Aunque puede llover, el aire ya ha cambiado. Es la respiración que dificulta un poco más esta pureza, nos tiene acostumbrados a la luz y en el silencio apenas se respira. El parque es un conjunto de seres de otro tiempo. Nadie quiere venir y todos ellos entran, como si de un golpe de suerte o de fortuna se tratase. Saludo a los alegres para romper esta monotonía, paseo y piso las hojas, las hormigas, la tierra seca y roja, lo que queda en el suelo de la floración de las encinas. Todo está ahora amarillo, un amarillo raro que recuerda a la vida.

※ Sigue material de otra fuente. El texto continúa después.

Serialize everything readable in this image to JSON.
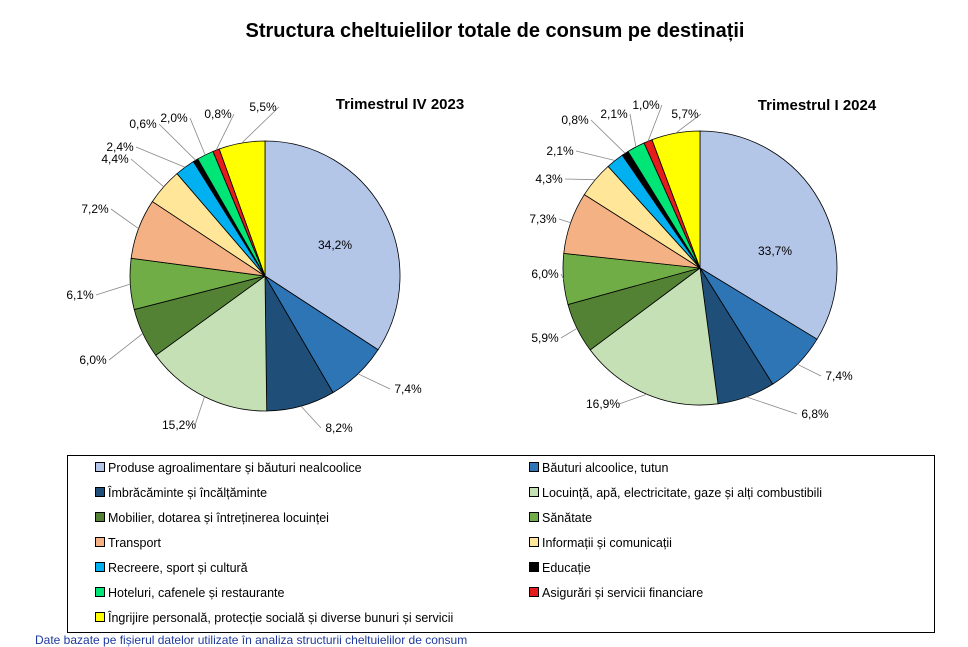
{
  "title": "Structura cheltuielilor totale de consum pe destinații",
  "chart_data": [
    {
      "type": "pie",
      "title": "Trimestrul  IV 2023",
      "categories": [
        "Produse agroalimentare și băuturi nealcoolice",
        "Băuturi alcoolice, tutun",
        "Îmbrăcăminte și încălțăminte",
        "Locuință, apă, electricitate, gaze și alți combustibili",
        "Mobilier,  dotarea și întreținerea locuinței",
        "Sănătate",
        "Transport",
        "Informații și comunicații",
        "Recreere, sport și cultură",
        "Educație",
        "Hoteluri,  cafenele și restaurante",
        "Asigurări și servicii financiare",
        "Îngrijire personală, protecție socială și diverse bunuri și servicii"
      ],
      "values": [
        34.2,
        7.4,
        8.2,
        15.2,
        6.0,
        6.1,
        7.2,
        4.4,
        2.4,
        0.6,
        2.0,
        0.8,
        5.5
      ],
      "labels": [
        "34,2%",
        "7,4%",
        "8,2%",
        "15,2%",
        "6,0%",
        "6,1%",
        "7,2%",
        "4,4%",
        "2,4%",
        "0,6%",
        "2,0%",
        "0,8%",
        "5,5%"
      ]
    },
    {
      "type": "pie",
      "title": "Trimestrul  I 2024",
      "categories": [
        "Produse agroalimentare și băuturi nealcoolice",
        "Băuturi alcoolice, tutun",
        "Îmbrăcăminte și încălțăminte",
        "Locuință, apă, electricitate, gaze și alți combustibili",
        "Mobilier,  dotarea și întreținerea locuinței",
        "Sănătate",
        "Transport",
        "Informații și comunicații",
        "Recreere, sport și cultură",
        "Educație",
        "Hoteluri,  cafenele și restaurante",
        "Asigurări și servicii financiare",
        "Îngrijire personală, protecție socială și diverse bunuri și servicii"
      ],
      "values": [
        33.7,
        7.4,
        6.8,
        16.9,
        5.9,
        6.0,
        7.3,
        4.3,
        2.1,
        0.8,
        2.1,
        1.0,
        5.7
      ],
      "labels": [
        "33,7%",
        "7,4%",
        "6,8%",
        "16,9%",
        "5,9%",
        "6,0%",
        "7,3%",
        "4,3%",
        "2,1%",
        "0,8%",
        "2,1%",
        "1,0%",
        "5,7%"
      ]
    }
  ],
  "colors": [
    "#b4c6e7",
    "#2e75b6",
    "#1f4e79",
    "#c5e0b4",
    "#548235",
    "#70ad47",
    "#f4b183",
    "#ffe699",
    "#00b0f0",
    "#000000",
    "#00e676",
    "#e51c1c",
    "#ffff00"
  ],
  "legend": [
    "Produse agroalimentare și băuturi nealcoolice",
    "Băuturi alcoolice, tutun",
    "Îmbrăcăminte și încălțăminte",
    "Locuință, apă, electricitate, gaze și alți combustibili",
    "Mobilier,  dotarea și întreținerea locuinței",
    "Sănătate",
    "Transport",
    "Informații și comunicații",
    "Recreere, sport și cultură",
    "Educație",
    "Hoteluri,  cafenele și restaurante",
    "Asigurări și servicii financiare",
    "Îngrijire personală, protecție socială și diverse bunuri și servicii"
  ],
  "footnote": "Date bazate pe fișierul datelor utilizate în analiza structurii cheltuielilor de consum"
}
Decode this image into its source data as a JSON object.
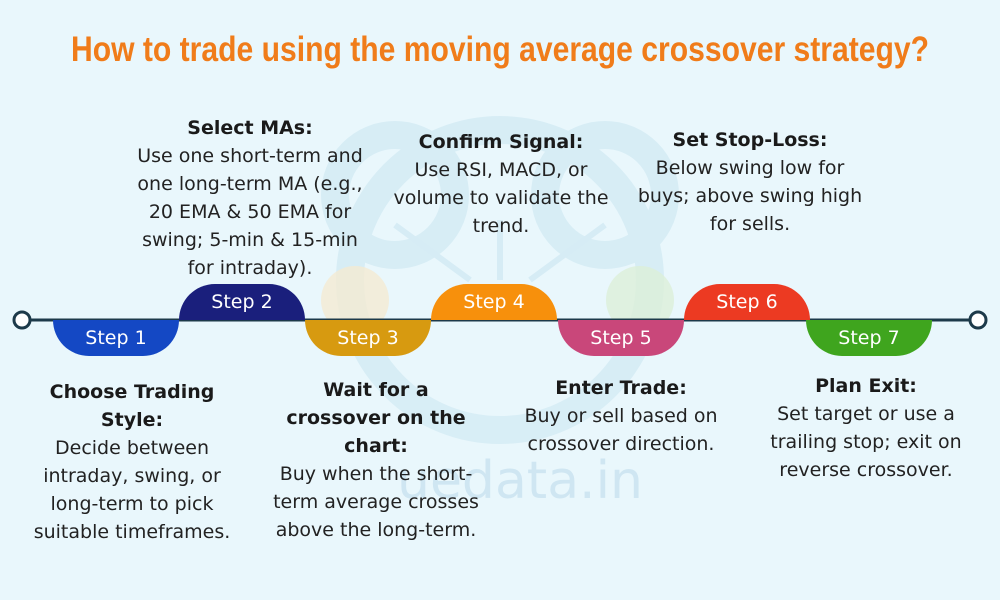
{
  "title": "How to trade using the moving average crossover strategy?",
  "watermark": {
    "text": "uedata.in",
    "color": "#cfe6f2"
  },
  "colors": {
    "title": "#f07c1a",
    "line": "#1d3a4a"
  },
  "steps": [
    {
      "label": "Step 1",
      "color": "#1448c4",
      "heading": "Choose Trading Style:",
      "body": "Decide between intraday, swing, or long-term to pick suitable timeframes."
    },
    {
      "label": "Step 2",
      "color": "#1a1f7c",
      "heading": "Select MAs:",
      "body": "Use one short-term and one long-term MA (e.g., 20 EMA & 50 EMA for swing; 5-min & 15-min for intraday)."
    },
    {
      "label": "Step 3",
      "color": "#d79a10",
      "heading": "Wait for a crossover on the chart:",
      "body": "Buy when the short-term average crosses above the long-term."
    },
    {
      "label": "Step 4",
      "color": "#f7900c",
      "heading": "Confirm Signal:",
      "body": "Use RSI, MACD, or volume to validate the trend."
    },
    {
      "label": "Step 5",
      "color": "#c9477a",
      "heading": "Enter Trade:",
      "body": "Buy or sell based on crossover direction."
    },
    {
      "label": "Step 6",
      "color": "#ec3a22",
      "heading": "Set Stop-Loss:",
      "body": "Below swing low for buys; above swing high for sells."
    },
    {
      "label": "Step 7",
      "color": "#3fa51e",
      "heading": "Plan Exit:",
      "body": "Set target or use a trailing stop; exit on reverse crossover."
    }
  ]
}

Un gorrión herido ha muerto entre mis manos. Su pico tenía sangre, las plumas han quedado entre los dedos. Lo he llevado lejos. Muy lejos. Junto al olmo. Allí, despacio, lo he escondido en el tronco. Un hueco de esperanza que es ahora su nicho. He lavado mis manos en una fuente rota y el agua, tan caliente, ha ensuciado las uñas. Tengo una herida abierta en el fondo del alma aunque ese gorrión me hará de salvadudas.
Los jóvenes sonríen y los ancianos hablan. Yo sigo mi camino y el parque está florido. Aunque quiero vivir, la luz sobre mi espalda no deja que me aburra. Un enigma ha surgido junto a un soplo de viento. Dos caminos de pronto: la izquierda y la derecha. A la derecha observo a tres jóvenes hábiles, con un balón, un libro y un torso muy desnudo. En la izquierda no hay nadie. Un olor a humedad y sombra norte.
Cruzo entre los arbustos, muy cerca del estanque. He elegido ir al centro, sin camino, sin vida. Nadie puede cambiar las emociones, ni el poeta preciso y de fácil lenguaje. En el centro el olor comienza a presentarse. La sombra puede hablar, no nos invita. Sigo andando y acabo en el olmo del pájaro. Miro el tronco y no está. Ha salido volando.